O controverso problema do ordenamento do centro da cidade

É difícil circular pelo centro de Feira de Santana. A avenida Senhor dos Passos, por exemplo, conta com calçada larga e o trânsito de pedestres, ali, deveria ser tranquilo. Porém, quem passa pela avenida enxerga uma infinidade de barracas revestidas com plástico preto, voltadas para a calçada, disputando a atenção dos transeuntes. Espaço ali é artigo raro: dá trabalho encontrar uma brecha que dê acesso à avenida. Note-se que a ocupação daquela calçada é mais tardia, intensificando-se a partir da primeira metade da década passada.

No calçadão da Sales Barbosa a disputa é ainda mais intensa. Sobra pouco espaço entre as portas das lojas e os mostruários das barracas metálicas dos ambulantes. O declive da rua torna a caminhada ainda mais trabalhosa, porque é comum esbarrar em confecções, bolsas e outros produtos ostensivamente pendurados.

“Em algumas artérias, nem as calçadas estreitíssimas impedem a fixação de vendedores”

A realidade não é muito diferente no emaranhado de becos, sobretudo naqueles com maior circulação de pedestres, que conectam o centro da cidade. E também na rua Marechal Deodoro, na Conselheiro Franco e na rua Recife, que conduz ao Centro de Abastecimento. Em algumas artérias, nem as calçadas estreitíssimas impedem a fixação de vendedores. Caos não é elementos de retórica nas referências ao centro da cidade: é a rotina, o corriqueiro.

O ordenamento do centro da cidade é algo que se discute há décadas, com raras e, normalmente, inócuas ações concretas. Para piorar, veio a avassaladora crise econômica que empurrou muita gente do trabalho formal para a aventura de tirar o sustento do comércio de rua.

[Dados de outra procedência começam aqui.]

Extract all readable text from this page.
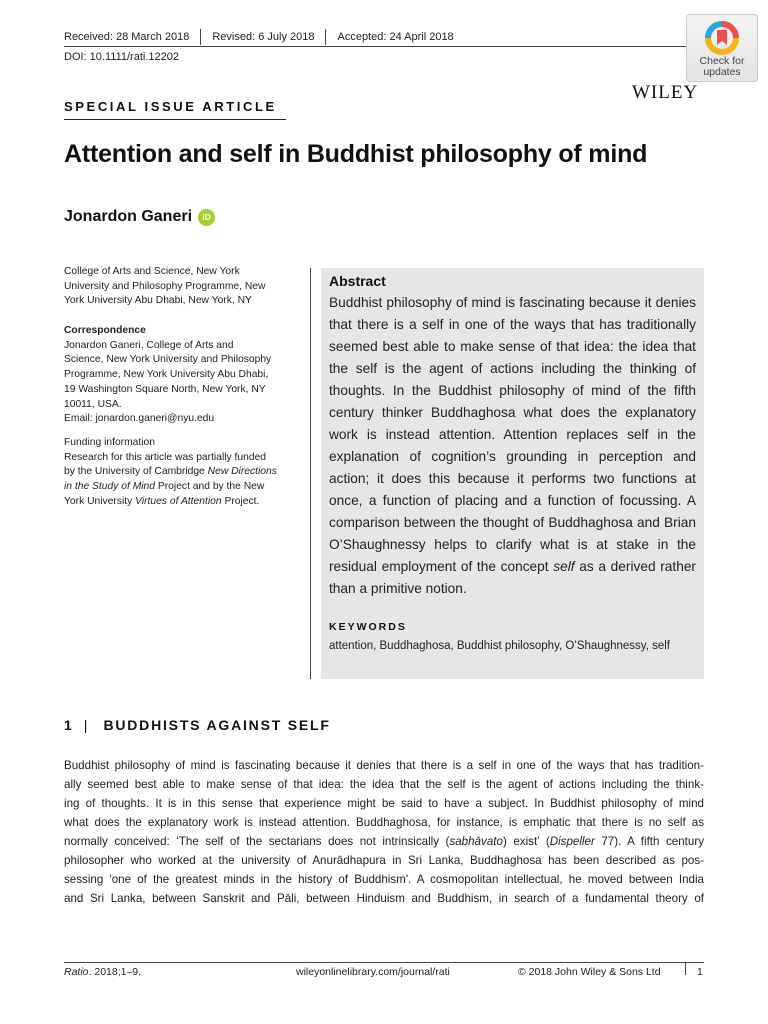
Received: 28 March 2018 Revised: 6 July 2018 Accepted: 24 April 2018
DOI: 10.1111/rati.12202	Check for
updates
WILEY
SPECIAL ISSUE ARTICLE
Attention and self in Buddhist philosophy of mind
Jonardon Ganeri	iD
College of Arts and Science, New York
University and Philosophy Programme, New
York University Abu Dhabi, New York, NY
Correspondence
Jonardon Ganeri, College of Arts and
Science, New York University and Philosophy
Programme, New York University Abu Dhabi,
19 Washington Square North, New York, NY
10011, USA.
Email: jonardon.ganeri@nyu.edu
Funding information
Research for this article was partially funded
by the University of Cambridge New Directions
in the Study of Mind Project and by the New
York University Virtues of Attention Project.
Abstract
Buddhist philosophy of mind is fascinating because it denies that there is a self in one of the ways that has traditionally seemed best able to make sense of that idea: the idea that the self is the agent of actions including the thinking of thoughts. In the Buddhist philosophy of mind of the fifth century thinker Buddhaghosa what does the explanatory work is instead attention. Attention replaces self in the explanation of cognition’s grounding in perception and action; it does this because it performs two functions at once, a function of placing and a function of focussing. A comparison between the thought of Buddhaghosa and Brian O’Shaughnessy helps to clarify what is at stake in the residual employment of the concept self as a derived rather than a primitive notion.
KEYWORDS
attention, Buddhaghosa, Buddhist philosophy, O’Shaughnessy, self
1 | BUDDHISTS AGAINST SELF
Buddhist philosophy of mind is fascinating because it denies that there is a self in one of the ways that has tradition-
ally seemed best able to make sense of that idea: the idea that the self is the agent of actions including the think-
ing of thoughts. It is in this sense that experience might be said to have a subject. In Buddhist philosophy of mind
what does the explanatory work is instead attention. Buddhaghosa, for instance, is emphatic that there is no self as
normally conceived: ‘The self of the sectarians does not intrinsically (sabhāvato) exist’ (Dispeller 77). A fifth century
philosopher who worked at the university of Anurādhapura in Sri Lanka, Buddhaghosa has been described as pos-
sessing 'one of the greatest minds in the history of Buddhism'. A cosmopolitan intellectual, he moved between India
and Sri Lanka, between Sanskrit and Pāli, between Hinduism and Buddhism, in search of a fundamental theory of
Ratio. 2018;1–9.	wileyonlinelibrary.com/journal/rati	© 2018 John Wiley & Sons Ltd	1
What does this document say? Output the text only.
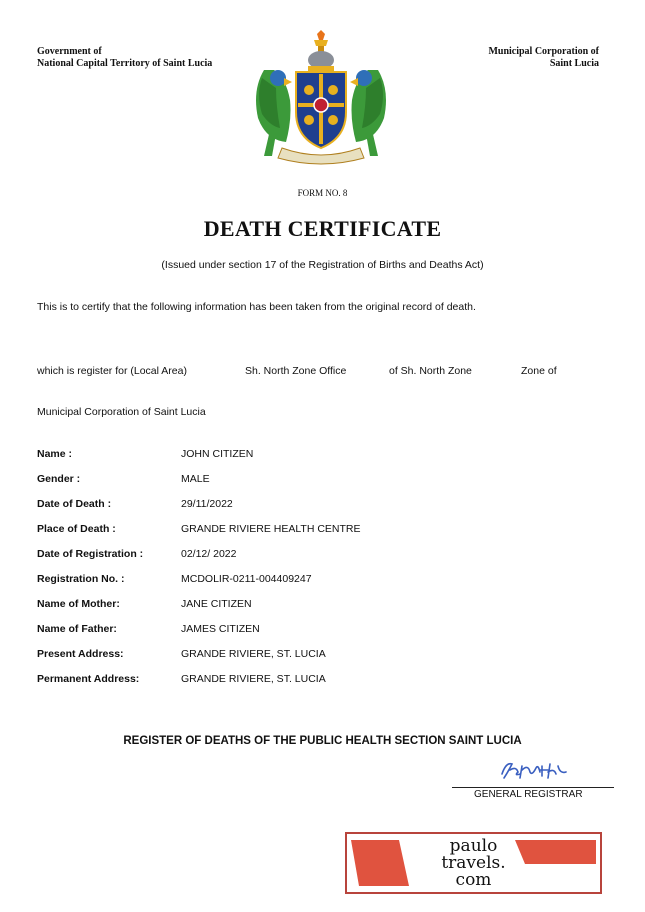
Government of
National Capital Territory of Saint Lucia
Municipal Corporation of
Saint Lucia
FORM NO. 8
DEATH CERTIFICATE
(Issued under section 17 of the Registration of Births and Deaths Act)
This is to certify that the following information has been taken from the original record of death.
which is register for (Local Area)	Sh. North Zone Office	of Sh. North Zone	Zone of
Municipal Corporation of Saint Lucia
Name :	JOHN CITIZEN
Gender :	MALE
Date of Death :	29/11/2022
Place of Death :	GRANDE RIVIERE HEALTH CENTRE
Date of Registration :	02/12/ 2022
Registration No. :	MCDOLIR-0211-004409247
Name of Mother:	JANE CITIZEN
Name of Father:	JAMES CITIZEN
Present Address:	GRANDE RIVIERE, ST. LUCIA
Permanent Address:	GRANDE RIVIERE, ST. LUCIA
REGISTER OF DEATHS OF THE PUBLIC HEALTH SECTION SAINT LUCIA
GENERAL REGISTRAR
paulo
travels.
com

O esforço do ordenamento, que já era dramático, adquiriu proporções hercúleas.

Eterno embate

A organização do centro comercial de Feira

O comércio de rua na Feira de Santana é plural: envolve desde quinquilharias eletrônicas até uma infinidade de acessórios, passando por confecções, bolsas, bonés, calçados, lanches e refeições, artigos domésticos. Até o prosaico veneno “chumbinho” é vendido pelas esquinas. Essa diversidade abriga também os vendedores de frutas, verduras e legumes, que constituem parcela substantiva dos ambulantes.

Foram eles que protagonizaram um protesto essa semana, com interrupção de trânsito no centro da cidade. Como invariavelmente acontece, surgiram congestionamentos e a polícia foi convocada, escorraçando os manifestantes. Coisa de script antigo, que ajudou a construir o cenário atual. Os discursos posteriores reproduziram as justificativas e as explicações de praxe.

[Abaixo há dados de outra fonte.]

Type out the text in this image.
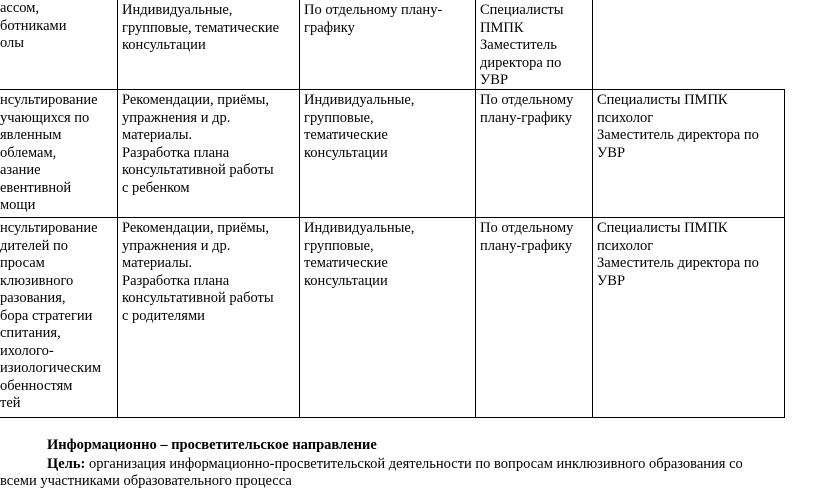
ассом,
ботниками
олы
Индивидуальные,
групповые, тематические
консультации
По отдельному плану-
графику
Специалисты
ПМПК
Заместитель
директора по
УВР
нсультирование
учающихся по
явленным
облемам,
азание
евентивной
мощи
Рекомендации, приёмы,
упражнения и др.
материалы.
Разработка плана
консультативной работы
с ребенком
Индивидуальные,
групповые,
тематические
консультации
По отдельному
плану-графику
Специалисты ПМПК
психолог
Заместитель директора по
УВР
нсультирование
дителей по
просам
клюзивного
разования,
бора стратегии
спитания,
ихолого-
изиологическим
обенностям
тей
Рекомендации, приёмы,
упражнения и др.
материалы.
Разработка плана
консультативной работы
с родителями
Индивидуальные,
групповые,
тематические
консультации
По отдельному
плану-графику
Специалисты ПМПК
психолог
Заместитель директора по
УВР
Информационно – просветительское направление
Цель: организация информационно-просветительской деятельности по вопросам инклюзивного образования со
всеми участниками образовательного процесса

“O conflito ocorre enquanto a estrutura do festejado shopping popular vai se erguendo, sufocando o maltratado Centro de Abastecimento.”

O conflito ocorre enquanto a estrutura do festejado shopping popular vai se erguendo, sufocando o maltratado Centro de Abastecimento. Vende-se a obra como solução definitiva para o ordenamento do centro comercial. As controvérsias, no entanto, se avolumam e há evidente insatisfação de muitos camelôs, temerosos com a repercussão sobre as vendas. A própria taxa a ser paga à administração do equipamento provoca inquietação. Em qualquer conversa in off é possível constatar essas insatisfações.

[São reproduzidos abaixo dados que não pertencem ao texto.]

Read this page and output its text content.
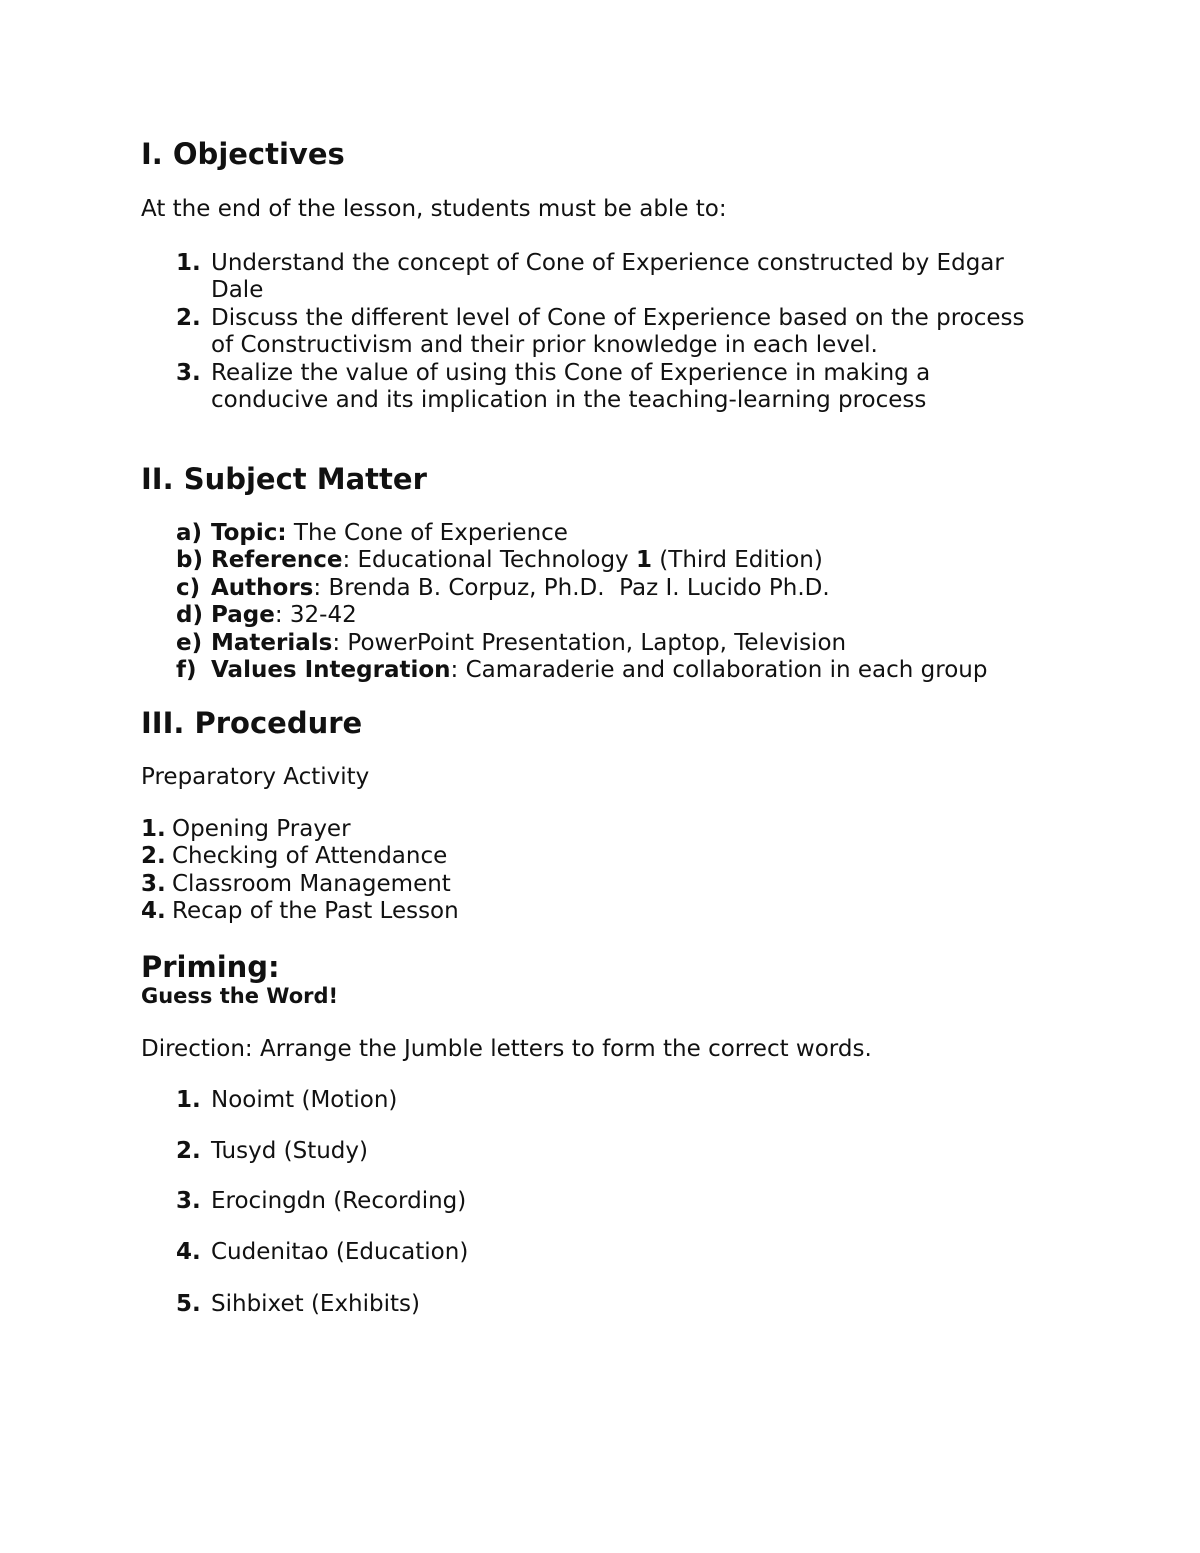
I. Objectives
At the end of the lesson, students must be able to:
1. Understand the concept of Cone of Experience constructed by Edgar
Dale
2. Discuss the different level of Cone of Experience based on the process
of Constructivism and their prior knowledge in each level.
3. Realize the value of using this Cone of Experience in making a
conducive and its implication in the teaching-learning process
II. Subject Matter
a) Topic: The Cone of Experience
b) Reference: Educational Technology 1 (Third Edition)
c) Authors: Brenda B. Corpuz, Ph.D.  Paz I. Lucido Ph.D.
d) Page: 32-42
e) Materials: PowerPoint Presentation, Laptop, Television
f) Values Integration: Camaraderie and collaboration in each group
III. Procedure
Preparatory Activity
1. Opening Prayer
2. Checking of Attendance
3. Classroom Management
4. Recap of the Past Lesson
Priming:
Guess the Word!
Direction: Arrange the Jumble letters to form the correct words.
1. Nooimt (Motion)
2. Tusyd (Study)
3. Erocingdn (Recording)
4. Cudenitao (Education)
5. Sihbixet (Exhibits)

O problema é complexo e envolve muitos interesses distintos, inclusive divergentes. Como o roteiro da solução, até aqui, não passou pela construção de consensos – ressaltando, claro, que as unanimidades são utópicas – é provável que os conflitos prossigam adiante, integrando-se ao enredo de uma interminável novela. Com ou sem shopping popular.